Wednesday, August 25, 2010

The Husband of One Wife?

In discussing the biblical qualifications of pastors, we deal in our Pastoral Ministry course with the phrase "Husband of one wife." Here, I articulate my argument that the phrase speaks to marital fidelity (a "one woman man") rather than a variety of alternative interpretations.

- The husband of one wife – literally “one-woman-man”

--- Various interpretations

----- Catholic: Married to the church; used to defend celibacy

----- Exclusion of Polygamists: Although polygamy was practiced in the ancient world, it was illegal in the Roman Empire, and certainly unacceptable in the church. Though grammatically possible, it seems historically unlikely.

-----Exclusion of Unmarried Men: Not popular; not likely. Paul could have simply said “married” if this is what he intended. Elsewhere (1 Cor 7), he extols the virtues of singleness for the purpose of serving the Lord. Paul himself was unmarried when he wrote this, yet considered himself an elder (cf. 2 Tim 1:6; 1 Tim 4:14). Also, if this means the pastor must be married, then the passage about keeping his children under control must mean that he must have children. This is hardly tenable.

----- Exclusion of Remarried Widowers: Nowhere else in Scripture is this frowned upon (1 Tim 5:14; Rom 7:1-6; 1 Cor 7:39). In response, it may be argued that all these passages address widowed women, while Scripture is silent concerning widowed men. That silence may well be instructive in excluding this interpretation.

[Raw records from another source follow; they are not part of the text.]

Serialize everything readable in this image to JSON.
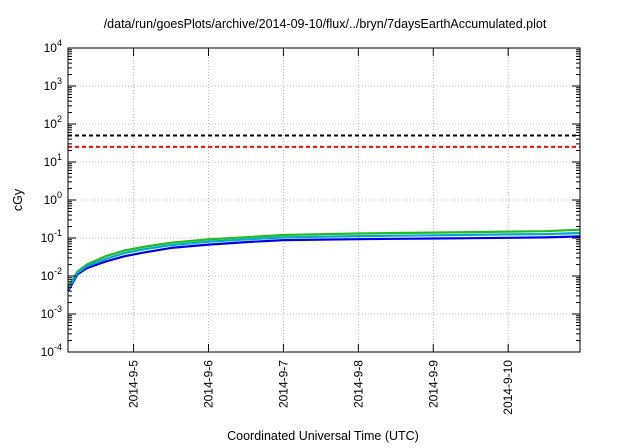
{
  "chart_data": {
    "type": "line",
    "title": "/data/run/goesPlots/archive/2014-09-10/flux/../bryn/7daysEarthAccumulated.plot",
    "xlabel": "Coordinated Universal Time (UTC)",
    "ylabel": "cGy",
    "y_scale": "log",
    "ylim": [
      0.0001,
      10000
    ],
    "xlim": [
      "2014-09-04 03:00",
      "2014-09-10 23:00"
    ],
    "x_ticks": [
      "2014-9-5",
      "2014-9-6",
      "2014-9-7",
      "2014-9-8",
      "2014-9-9",
      "2014-9-10"
    ],
    "y_ticks": [
      {
        "base": "10",
        "exp": "-4",
        "value": 0.0001
      },
      {
        "base": "10",
        "exp": "-3",
        "value": 0.001
      },
      {
        "base": "10",
        "exp": "-2",
        "value": 0.01
      },
      {
        "base": "10",
        "exp": "-1",
        "value": 0.1
      },
      {
        "base": "10",
        "exp": "0",
        "value": 1
      },
      {
        "base": "10",
        "exp": "1",
        "value": 10
      },
      {
        "base": "10",
        "exp": "2",
        "value": 100
      },
      {
        "base": "10",
        "exp": "3",
        "value": 1000
      },
      {
        "base": "10",
        "exp": "4",
        "value": 10000
      }
    ],
    "grid": true,
    "thresholds": [
      {
        "value": 50,
        "color": "#000000",
        "style": "dashed"
      },
      {
        "value": 25,
        "color": "#ff0000",
        "style": "dashed"
      }
    ],
    "x": [
      "2014-09-04 03:00",
      "2014-09-04 06:00",
      "2014-09-04 09:00",
      "2014-09-04 15:00",
      "2014-09-04 21:00",
      "2014-09-05 03:00",
      "2014-09-05 12:00",
      "2014-09-06 00:00",
      "2014-09-06 12:00",
      "2014-09-07 00:00",
      "2014-09-07 12:00",
      "2014-09-08 00:00",
      "2014-09-08 12:00",
      "2014-09-09 00:00",
      "2014-09-09 12:00",
      "2014-09-10 00:00",
      "2014-09-10 12:00",
      "2014-09-10 23:00"
    ],
    "series": [
      {
        "color": "#22bb22",
        "values": [
          0.005,
          0.013,
          0.02,
          0.033,
          0.047,
          0.058,
          0.075,
          0.092,
          0.105,
          0.12,
          0.126,
          0.131,
          0.135,
          0.139,
          0.143,
          0.147,
          0.151,
          0.165
        ]
      },
      {
        "color": "#0000ee",
        "values": [
          0.004,
          0.011,
          0.016,
          0.024,
          0.033,
          0.041,
          0.055,
          0.067,
          0.078,
          0.088,
          0.091,
          0.093,
          0.095,
          0.097,
          0.099,
          0.101,
          0.104,
          0.11
        ]
      },
      {
        "color": "#00aacc",
        "values": [
          0.0045,
          0.012,
          0.018,
          0.028,
          0.04,
          0.05,
          0.065,
          0.08,
          0.092,
          0.104,
          0.108,
          0.112,
          0.115,
          0.118,
          0.121,
          0.124,
          0.127,
          0.135
        ]
      }
    ]
  }
}
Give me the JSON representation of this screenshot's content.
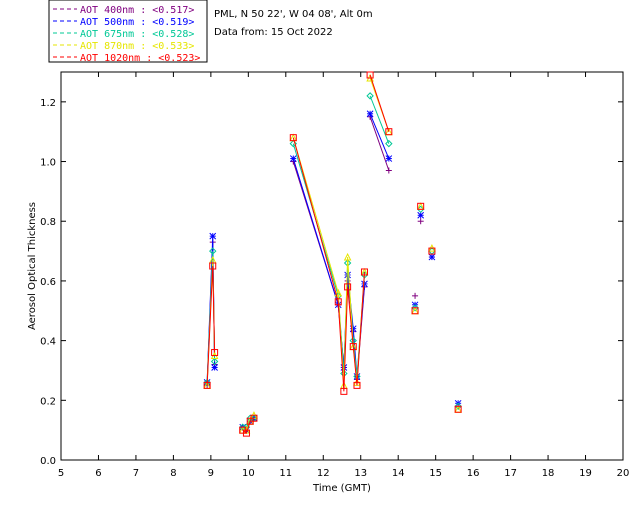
{
  "header": {
    "location": "PML, N 50 22', W 04 08', Alt 0m",
    "date_line": "Data from: 15 Oct 2022"
  },
  "chart_data": {
    "type": "scatter",
    "xlabel": "Time (GMT)",
    "ylabel": "Aerosol Optical Thickness",
    "xlim": [
      5,
      20
    ],
    "ylim": [
      0,
      1.3
    ],
    "x_ticks": [
      5,
      6,
      7,
      8,
      9,
      10,
      11,
      12,
      13,
      14,
      15,
      16,
      17,
      18,
      19,
      20
    ],
    "y_ticks": [
      0.0,
      0.2,
      0.4,
      0.6,
      0.8,
      1.0,
      1.2
    ],
    "y_tick_labels": [
      "0.0",
      "0.2",
      "0.4",
      "0.6",
      "0.8",
      "1.0",
      "1.2"
    ],
    "legend_position": "top-left",
    "segments": [
      [
        0,
        2
      ],
      [
        3,
        5
      ],
      [
        7,
        13
      ],
      [
        14,
        15
      ]
    ],
    "series": [
      {
        "name": "AOT  400nm : <0.517>",
        "color": "#800080",
        "marker": "plus",
        "x": [
          8.9,
          9.05,
          9.1,
          9.85,
          9.95,
          10.05,
          10.15,
          11.2,
          12.4,
          12.55,
          12.65,
          12.8,
          12.9,
          13.1,
          13.25,
          13.75,
          14.45,
          14.6,
          14.9,
          15.6
        ],
        "y": [
          0.25,
          0.73,
          0.32,
          0.11,
          0.1,
          0.13,
          0.14,
          1.0,
          0.52,
          0.31,
          0.6,
          0.43,
          0.27,
          0.58,
          1.15,
          0.97,
          0.55,
          0.8,
          0.68,
          0.18
        ]
      },
      {
        "name": "AOT  500nm : <0.519>",
        "color": "#0000ff",
        "marker": "star",
        "x": [
          8.9,
          9.05,
          9.1,
          9.85,
          9.95,
          10.05,
          10.15,
          11.2,
          12.4,
          12.55,
          12.65,
          12.8,
          12.9,
          13.1,
          13.25,
          13.75,
          14.45,
          14.6,
          14.9,
          15.6
        ],
        "y": [
          0.26,
          0.75,
          0.31,
          0.11,
          0.1,
          0.13,
          0.14,
          1.01,
          0.52,
          0.31,
          0.62,
          0.44,
          0.28,
          0.59,
          1.16,
          1.01,
          0.52,
          0.82,
          0.68,
          0.19
        ]
      },
      {
        "name": "AOT  675nm : <0.528>",
        "color": "#00c896",
        "marker": "diamond",
        "x": [
          8.9,
          9.05,
          9.1,
          9.85,
          9.95,
          10.05,
          10.15,
          11.2,
          12.4,
          12.55,
          12.65,
          12.8,
          12.9,
          13.1,
          13.25,
          13.75,
          14.45,
          14.6,
          14.9,
          15.6
        ],
        "y": [
          0.26,
          0.7,
          0.33,
          0.11,
          0.11,
          0.14,
          0.14,
          1.06,
          0.55,
          0.29,
          0.66,
          0.4,
          0.28,
          0.62,
          1.22,
          1.06,
          0.51,
          0.84,
          0.7,
          0.18
        ]
      },
      {
        "name": "AOT  870nm : <0.533>",
        "color": "#e6e600",
        "marker": "triangle",
        "x": [
          8.9,
          9.05,
          9.1,
          9.85,
          9.95,
          10.05,
          10.15,
          11.2,
          12.4,
          12.55,
          12.65,
          12.8,
          12.9,
          13.1,
          13.25,
          13.75,
          14.45,
          14.6,
          14.9,
          15.6
        ],
        "y": [
          0.25,
          0.67,
          0.35,
          0.1,
          0.1,
          0.13,
          0.15,
          1.08,
          0.56,
          0.25,
          0.68,
          0.38,
          0.26,
          0.63,
          1.28,
          1.1,
          0.5,
          0.85,
          0.71,
          0.17
        ]
      },
      {
        "name": "AOT 1020nm : <0.523>",
        "color": "#ff0000",
        "marker": "square",
        "x": [
          8.9,
          9.05,
          9.1,
          9.85,
          9.95,
          10.05,
          10.15,
          11.2,
          12.4,
          12.55,
          12.65,
          12.8,
          12.9,
          13.1,
          13.25,
          13.75,
          14.45,
          14.6,
          14.9,
          15.6
        ],
        "y": [
          0.25,
          0.65,
          0.36,
          0.1,
          0.09,
          0.13,
          0.14,
          1.08,
          0.53,
          0.23,
          0.58,
          0.38,
          0.25,
          0.63,
          1.29,
          1.1,
          0.5,
          0.85,
          0.7,
          0.17
        ]
      }
    ]
  }
}
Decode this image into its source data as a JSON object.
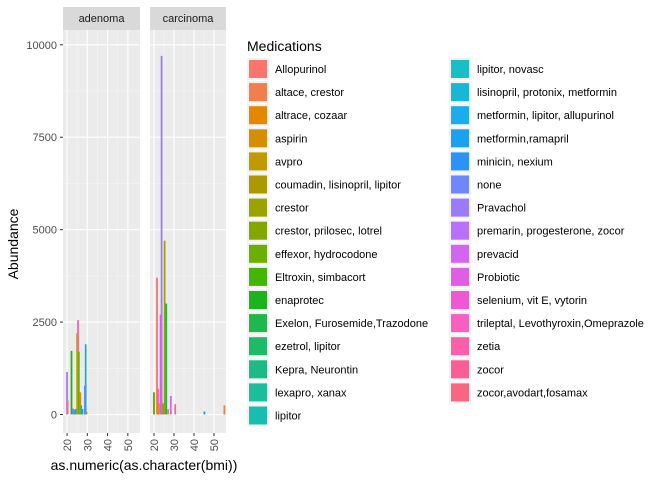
{
  "chart_data": {
    "type": "bar",
    "xlabel": "as.numeric(as.character(bmi))",
    "ylabel": "Abundance",
    "xlim": [
      18,
      56
    ],
    "ylim": [
      -500,
      10400
    ],
    "x_ticks": [
      20,
      30,
      40,
      50
    ],
    "y_ticks": [
      0,
      2500,
      5000,
      7500,
      10000
    ],
    "y_tick_labels": [
      "0",
      "2500",
      "5000",
      "7500",
      "10000"
    ],
    "legend": {
      "title": "Medications",
      "position": "right"
    },
    "series": [
      {
        "name": "Allopurinol",
        "color": "#F8766D"
      },
      {
        "name": "altace, crestor",
        "color": "#F07E4F"
      },
      {
        "name": "altrace, cozaar",
        "color": "#E58700"
      },
      {
        "name": "aspirin",
        "color": "#D58E00"
      },
      {
        "name": "avpro",
        "color": "#C09A00"
      },
      {
        "name": "coumadin, lisinopril, lipitor",
        "color": "#AD9800"
      },
      {
        "name": "crestor",
        "color": "#9AA300"
      },
      {
        "name": "crestor, prilosec, lotrel",
        "color": "#84A600"
      },
      {
        "name": "effexor, hydrocodone",
        "color": "#6BAF00"
      },
      {
        "name": "Eltroxin, simbacort",
        "color": "#44B500"
      },
      {
        "name": "enaprotec",
        "color": "#1BB51B"
      },
      {
        "name": "Exelon, Furosemide,Trazodone",
        "color": "#1FB84C"
      },
      {
        "name": "ezetrol, lipitor",
        "color": "#1EBA6A"
      },
      {
        "name": "Kepra, Neurontin",
        "color": "#1CBB83"
      },
      {
        "name": "lexapro, xanax",
        "color": "#1BBD9A"
      },
      {
        "name": "lipitor",
        "color": "#19BDB0"
      },
      {
        "name": "lipitor, novasc",
        "color": "#18BFC4"
      },
      {
        "name": "lisinopril, protonix, metformin",
        "color": "#17B8D6"
      },
      {
        "name": "metformin, lipitor, allupurinol",
        "color": "#1AADE9"
      },
      {
        "name": "metformin,ramapril",
        "color": "#1CA0F0"
      },
      {
        "name": "minicin, nexium",
        "color": "#2B92FA"
      },
      {
        "name": "none",
        "color": "#6F86FC"
      },
      {
        "name": "Pravachol",
        "color": "#9C7AFC"
      },
      {
        "name": "premarin, progesterone, zocor",
        "color": "#B970FA"
      },
      {
        "name": "prevacid",
        "color": "#D266F0"
      },
      {
        "name": "Probiotic",
        "color": "#E05EE3"
      },
      {
        "name": "selenium, vit E, vytorin",
        "color": "#EE58D3"
      },
      {
        "name": "trileptal, Levothyroxin,Omeprazole",
        "color": "#F660C0"
      },
      {
        "name": "zetia",
        "color": "#FA5FAA"
      },
      {
        "name": "zocor",
        "color": "#FB5E95"
      },
      {
        "name": "zocor,avodart,fosamax",
        "color": "#FA6680"
      }
    ],
    "panels": [
      {
        "label": "adenoma",
        "bars": [
          {
            "x": 20.0,
            "value": 1150,
            "s": 23
          },
          {
            "x": 20.3,
            "value": 380,
            "s": 0
          },
          {
            "x": 22.2,
            "value": 1720,
            "s": 10
          },
          {
            "x": 23.0,
            "value": 160,
            "s": 21
          },
          {
            "x": 23.5,
            "value": 120,
            "s": 17
          },
          {
            "x": 24.2,
            "value": 150,
            "s": 20
          },
          {
            "x": 25.0,
            "value": 2200,
            "s": 4
          },
          {
            "x": 25.4,
            "value": 2550,
            "s": 28
          },
          {
            "x": 25.8,
            "value": 1700,
            "s": 8
          },
          {
            "x": 26.5,
            "value": 600,
            "s": 2
          },
          {
            "x": 27.0,
            "value": 250,
            "s": 13
          },
          {
            "x": 27.6,
            "value": 150,
            "s": 19
          },
          {
            "x": 28.8,
            "value": 780,
            "s": 21
          },
          {
            "x": 29.2,
            "value": 1900,
            "s": 18
          },
          {
            "x": 29.6,
            "value": 80,
            "s": 6
          }
        ]
      },
      {
        "label": "carcinoma",
        "bars": [
          {
            "x": 20.0,
            "value": 600,
            "s": 9
          },
          {
            "x": 21.5,
            "value": 3700,
            "s": 0
          },
          {
            "x": 22.0,
            "value": 700,
            "s": 29
          },
          {
            "x": 22.4,
            "value": 300,
            "s": 2
          },
          {
            "x": 23.3,
            "value": 2700,
            "s": 26
          },
          {
            "x": 23.8,
            "value": 9700,
            "s": 22
          },
          {
            "x": 24.6,
            "value": 300,
            "s": 5
          },
          {
            "x": 25.3,
            "value": 4700,
            "s": 6
          },
          {
            "x": 26.1,
            "value": 3000,
            "s": 11
          },
          {
            "x": 27.0,
            "value": 150,
            "s": 1
          },
          {
            "x": 28.4,
            "value": 500,
            "s": 24
          },
          {
            "x": 30.6,
            "value": 280,
            "s": 28
          },
          {
            "x": 45.2,
            "value": 80,
            "s": 19
          },
          {
            "x": 55.2,
            "value": 250,
            "s": 1
          }
        ]
      }
    ]
  }
}
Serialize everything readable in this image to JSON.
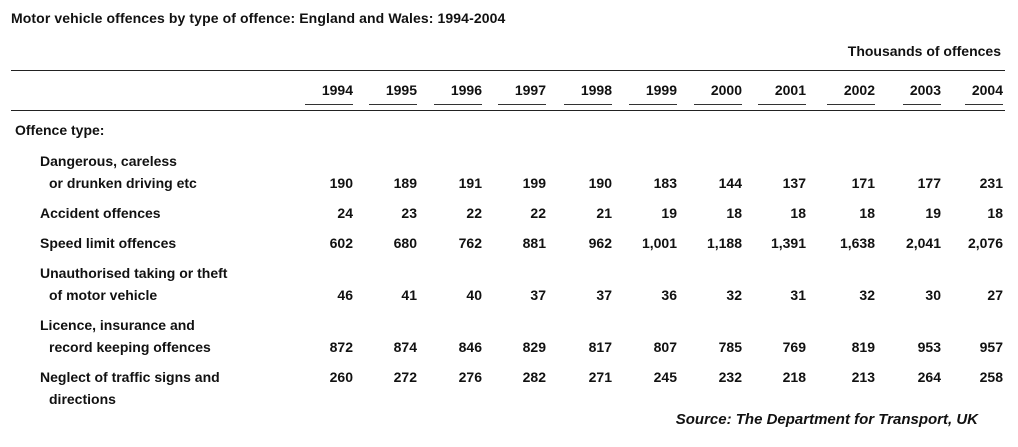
{
  "title": "Motor vehicle offences by type of offence: England and Wales: 1994-2004",
  "units": "Thousands of offences",
  "section_label": "Offence type:",
  "years": [
    "1994",
    "1995",
    "1996",
    "1997",
    "1998",
    "1999",
    "2000",
    "2001",
    "2002",
    "2003",
    "2004"
  ],
  "rows": [
    {
      "label_lines": [
        "Dangerous, careless",
        "or drunken driving etc"
      ],
      "values": [
        "190",
        "189",
        "191",
        "199",
        "190",
        "183",
        "144",
        "137",
        "171",
        "177",
        "231"
      ]
    },
    {
      "label_lines": [
        "Accident offences"
      ],
      "values": [
        "24",
        "23",
        "22",
        "22",
        "21",
        "19",
        "18",
        "18",
        "18",
        "19",
        "18"
      ]
    },
    {
      "label_lines": [
        "Speed limit offences"
      ],
      "values": [
        "602",
        "680",
        "762",
        "881",
        "962",
        "1,001",
        "1,188",
        "1,391",
        "1,638",
        "2,041",
        "2,076"
      ]
    },
    {
      "label_lines": [
        "Unauthorised taking or theft",
        "of motor vehicle"
      ],
      "values": [
        "46",
        "41",
        "40",
        "37",
        "37",
        "36",
        "32",
        "31",
        "32",
        "30",
        "27"
      ]
    },
    {
      "label_lines": [
        "Licence, insurance and",
        "record keeping offences"
      ],
      "values": [
        "872",
        "874",
        "846",
        "829",
        "817",
        "807",
        "785",
        "769",
        "819",
        "953",
        "957"
      ]
    },
    {
      "label_lines": [
        "Neglect of traffic signs and",
        "directions"
      ],
      "values": [
        "260",
        "272",
        "276",
        "282",
        "271",
        "245",
        "232",
        "218",
        "213",
        "264",
        "258"
      ]
    }
  ],
  "source": "Source: The Department for Transport, UK"
}
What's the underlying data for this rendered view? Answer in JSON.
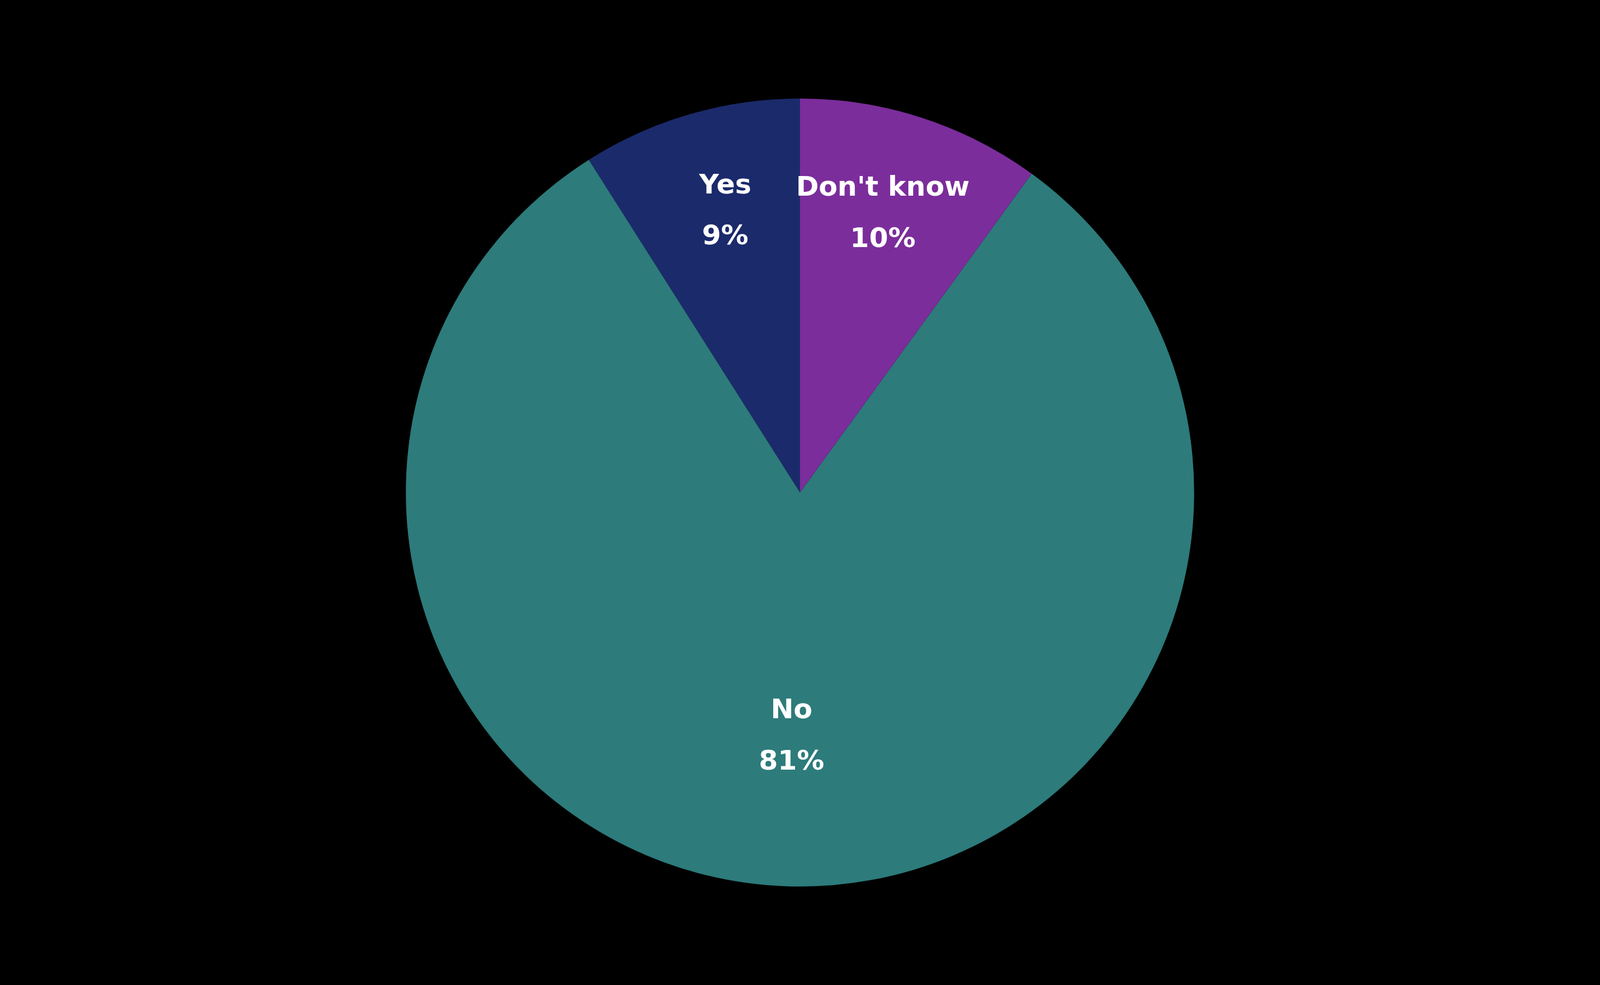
{
  "chart_data": {
    "type": "pie",
    "categories": [
      "Yes",
      "No",
      "Don't know"
    ],
    "values": [
      9,
      81,
      10
    ],
    "value_labels": [
      "9%",
      "81%",
      "10%"
    ],
    "colors": [
      "#1b2a6b",
      "#2d7b7b",
      "#7b2d9b"
    ],
    "data_labels": true
  }
}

----- Exclusion of Divorced Men: One of the most popular views. It is argued that a previous divorce may affect a man’s reputation (3:7). It is also consistent with other passages throughout the NT on divorce (Matt 19:9; Mk 10:11-12; Lk 6:18; 1 Cor 7:10-11; Rom 7:23). Some state that divorce would disqualify a man on other counts as well, such as not ruling his household well (1 Tim 3:4). This may be true, and therefore I would affirm this view with some reservations, but on the basis of 3:4, not 3:2 exclusively. I remain convinced that there are clearer ways in Greek to state “never divorced” than “husband of one wife”/“one woman man”. Also, notice that the emphasis in all these qualifications is the man’s present standing, not his past sins. If all his past sins were in view, then (for instance) we would have to interpret the next criteria as meaning that he must have never been intemperate; but we understand that it means that he may have been intemperate in the past, but not now. Note, one variation of this view holds that a pastor may have been divorced, but must have never remarried, unless it was to the original spouse. In general, I think this is sound biblical wisdom for all Christians, but I come short of disqualifying a man for ministry on this basis alone.

----- Marital Fidelity: This is the view I hold. I believe that “one-woman-man” most plainly means that the man, if married, must be completely and unquestionably devoted to his wife. After all, there are plenty of men who are not polygamists, not remarried widowers, and not divorced and/or remarried, but who are not “one-woman-men.” Also, even an unmarried man can be a “one-woman-man” in the sense that he is not a flirtatious womanizer; he is sexually pure as a single man. MacArthur, though he affirms the ideal of an undivorced pastor, also affirms this sense of the expression, saying, “The pastor must have a reputation of being sexually pure. If he is married, he is devoted to his one wife, not scandalized by past mistresses, illegitimate children, or present adulteries. He loves and desires only one woman and has been faithful to her.